Nodal Signaling Promotes Retinoblastoma Invasion and Growth
Retinoblastoma represents about 3% of all pediatric cancers and is the most common childhood intraocular malignancy. It is fatal if untreated, with earlier diagnosis leading to better results. The most severe problem today relating to retinoblastoma is metastasis, which is the invasion and spread of cancer cells outside the eye. Metastatic retinoblastoma has the ability to spread from the retina to the Central Nervous System (CNS), bone or other organs through the optic nerve or blood. Chemotherapy is largely ineffective against metastatic retinoblastoma, creating a need for new therapeutic targets. The Eberhart group has found that the ALK7 receptor, an important component of "Nodal" signaling, was induced at least two-fold in invasive tumors, and we are following up on the role of this receptor and pathway in retinoblastoma.

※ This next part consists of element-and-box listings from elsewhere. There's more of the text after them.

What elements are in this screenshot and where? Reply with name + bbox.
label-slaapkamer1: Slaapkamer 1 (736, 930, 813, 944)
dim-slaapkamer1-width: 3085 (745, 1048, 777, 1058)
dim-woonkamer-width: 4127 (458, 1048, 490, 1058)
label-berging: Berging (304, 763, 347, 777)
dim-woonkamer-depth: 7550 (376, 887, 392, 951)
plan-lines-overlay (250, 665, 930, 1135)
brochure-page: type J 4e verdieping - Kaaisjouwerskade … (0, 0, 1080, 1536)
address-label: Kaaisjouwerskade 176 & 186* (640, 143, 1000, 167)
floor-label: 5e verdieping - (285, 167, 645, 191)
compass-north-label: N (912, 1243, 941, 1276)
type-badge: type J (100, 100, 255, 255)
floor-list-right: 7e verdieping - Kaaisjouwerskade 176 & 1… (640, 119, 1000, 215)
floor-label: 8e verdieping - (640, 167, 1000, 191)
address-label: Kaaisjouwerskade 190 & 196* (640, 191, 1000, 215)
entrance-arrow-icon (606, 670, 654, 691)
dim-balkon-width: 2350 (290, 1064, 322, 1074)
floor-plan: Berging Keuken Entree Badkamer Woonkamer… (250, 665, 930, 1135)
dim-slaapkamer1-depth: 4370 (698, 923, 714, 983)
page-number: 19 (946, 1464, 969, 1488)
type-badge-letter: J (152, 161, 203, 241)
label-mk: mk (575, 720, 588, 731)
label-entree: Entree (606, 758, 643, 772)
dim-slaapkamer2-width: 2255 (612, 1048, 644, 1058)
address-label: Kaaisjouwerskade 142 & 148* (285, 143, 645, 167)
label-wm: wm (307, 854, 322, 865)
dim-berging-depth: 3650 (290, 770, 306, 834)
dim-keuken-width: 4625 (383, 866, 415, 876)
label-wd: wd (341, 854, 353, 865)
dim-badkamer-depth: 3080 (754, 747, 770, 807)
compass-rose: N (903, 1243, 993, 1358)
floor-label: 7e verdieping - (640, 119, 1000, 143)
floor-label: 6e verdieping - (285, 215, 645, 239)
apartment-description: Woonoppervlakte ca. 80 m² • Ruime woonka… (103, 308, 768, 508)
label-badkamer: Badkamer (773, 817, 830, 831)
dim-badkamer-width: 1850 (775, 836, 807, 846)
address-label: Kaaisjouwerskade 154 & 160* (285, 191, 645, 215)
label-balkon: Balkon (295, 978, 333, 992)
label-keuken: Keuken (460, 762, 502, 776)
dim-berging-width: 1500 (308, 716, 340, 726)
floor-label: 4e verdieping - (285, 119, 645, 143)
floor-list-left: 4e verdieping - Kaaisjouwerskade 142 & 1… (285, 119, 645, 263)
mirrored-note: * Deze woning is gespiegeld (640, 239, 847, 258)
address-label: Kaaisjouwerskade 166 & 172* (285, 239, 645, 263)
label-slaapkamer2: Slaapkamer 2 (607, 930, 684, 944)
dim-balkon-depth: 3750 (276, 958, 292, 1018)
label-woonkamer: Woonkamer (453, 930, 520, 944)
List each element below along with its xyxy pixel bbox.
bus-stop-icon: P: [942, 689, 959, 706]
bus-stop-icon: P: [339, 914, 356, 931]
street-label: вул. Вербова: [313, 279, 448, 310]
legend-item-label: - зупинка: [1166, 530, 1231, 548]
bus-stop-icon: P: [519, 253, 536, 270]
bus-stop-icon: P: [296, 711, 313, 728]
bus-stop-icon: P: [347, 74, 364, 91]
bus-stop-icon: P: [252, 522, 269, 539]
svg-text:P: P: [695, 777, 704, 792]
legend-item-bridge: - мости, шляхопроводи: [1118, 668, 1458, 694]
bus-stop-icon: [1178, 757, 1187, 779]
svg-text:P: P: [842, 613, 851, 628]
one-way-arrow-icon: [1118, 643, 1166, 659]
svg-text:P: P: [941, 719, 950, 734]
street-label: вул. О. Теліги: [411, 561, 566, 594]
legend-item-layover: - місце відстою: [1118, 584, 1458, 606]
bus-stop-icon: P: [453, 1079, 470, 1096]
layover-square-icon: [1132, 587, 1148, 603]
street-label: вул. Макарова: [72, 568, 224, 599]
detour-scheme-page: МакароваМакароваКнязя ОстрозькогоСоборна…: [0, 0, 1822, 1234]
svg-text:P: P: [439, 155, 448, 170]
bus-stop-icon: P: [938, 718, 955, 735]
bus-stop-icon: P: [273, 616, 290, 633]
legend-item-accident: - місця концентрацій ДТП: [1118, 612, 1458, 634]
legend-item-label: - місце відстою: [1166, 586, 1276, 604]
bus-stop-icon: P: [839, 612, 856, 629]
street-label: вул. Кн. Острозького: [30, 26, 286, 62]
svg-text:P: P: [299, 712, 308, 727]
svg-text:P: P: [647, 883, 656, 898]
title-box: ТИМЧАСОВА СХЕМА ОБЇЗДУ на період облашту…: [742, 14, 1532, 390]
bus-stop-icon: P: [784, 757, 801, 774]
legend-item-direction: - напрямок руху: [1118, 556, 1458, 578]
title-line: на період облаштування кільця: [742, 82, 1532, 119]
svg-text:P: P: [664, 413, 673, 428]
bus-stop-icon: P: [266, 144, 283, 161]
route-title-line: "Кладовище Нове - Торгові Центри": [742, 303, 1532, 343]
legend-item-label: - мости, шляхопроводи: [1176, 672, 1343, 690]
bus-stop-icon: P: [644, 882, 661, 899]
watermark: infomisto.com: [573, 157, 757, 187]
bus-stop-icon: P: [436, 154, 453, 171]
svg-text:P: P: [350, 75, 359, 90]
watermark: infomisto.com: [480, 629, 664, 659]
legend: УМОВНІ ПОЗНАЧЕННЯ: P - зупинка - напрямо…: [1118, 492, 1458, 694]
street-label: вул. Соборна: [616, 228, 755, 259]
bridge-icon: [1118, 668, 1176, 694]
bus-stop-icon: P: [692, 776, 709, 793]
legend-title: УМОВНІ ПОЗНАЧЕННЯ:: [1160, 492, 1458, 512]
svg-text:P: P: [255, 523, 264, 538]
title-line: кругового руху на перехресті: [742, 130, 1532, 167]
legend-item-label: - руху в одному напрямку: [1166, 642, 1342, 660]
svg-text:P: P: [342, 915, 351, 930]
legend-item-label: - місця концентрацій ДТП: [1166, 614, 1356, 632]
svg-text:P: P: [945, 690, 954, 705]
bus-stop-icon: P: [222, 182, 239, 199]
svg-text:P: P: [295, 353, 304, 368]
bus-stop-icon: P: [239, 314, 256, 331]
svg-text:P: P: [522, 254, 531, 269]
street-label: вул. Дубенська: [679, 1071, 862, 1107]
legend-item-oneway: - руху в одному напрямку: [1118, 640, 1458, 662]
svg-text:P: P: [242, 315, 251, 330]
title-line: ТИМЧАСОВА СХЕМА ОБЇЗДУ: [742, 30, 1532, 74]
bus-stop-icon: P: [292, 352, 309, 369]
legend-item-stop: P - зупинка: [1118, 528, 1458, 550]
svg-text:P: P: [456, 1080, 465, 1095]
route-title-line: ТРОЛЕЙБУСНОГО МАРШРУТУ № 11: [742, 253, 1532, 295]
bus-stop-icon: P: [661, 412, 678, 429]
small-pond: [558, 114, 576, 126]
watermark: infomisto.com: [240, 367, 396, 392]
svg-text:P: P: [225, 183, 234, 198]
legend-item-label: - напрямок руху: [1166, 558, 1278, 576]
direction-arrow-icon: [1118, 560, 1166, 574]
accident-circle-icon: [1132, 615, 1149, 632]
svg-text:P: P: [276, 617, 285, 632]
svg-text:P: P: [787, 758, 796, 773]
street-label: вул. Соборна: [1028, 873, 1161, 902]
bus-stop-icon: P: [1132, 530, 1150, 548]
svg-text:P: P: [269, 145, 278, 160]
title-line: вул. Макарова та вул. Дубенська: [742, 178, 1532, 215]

The hypothesis is that pharmacological or genetic inhibition of the Nodal signaling will reduce invasion, proliferation and growth of retinoblastoma cells. This will be tested using drugs that inhibit downstream proteins, as well as genetic inhibition of the ALK7 receptor using shRNA technology. Multiple retinoblastoma cell lines will be treated with varying concentrations of the drug and different variations of the shRNA, and then the invasion, apoptosis (or cell death), and proliferation of the cells will be tested using different assays. I will also have the opportunity to observe how inhibition of the pathway affects the growth and spread of retinoblastoma cells in the eyes of fish, although I will not directly take part in these experiments.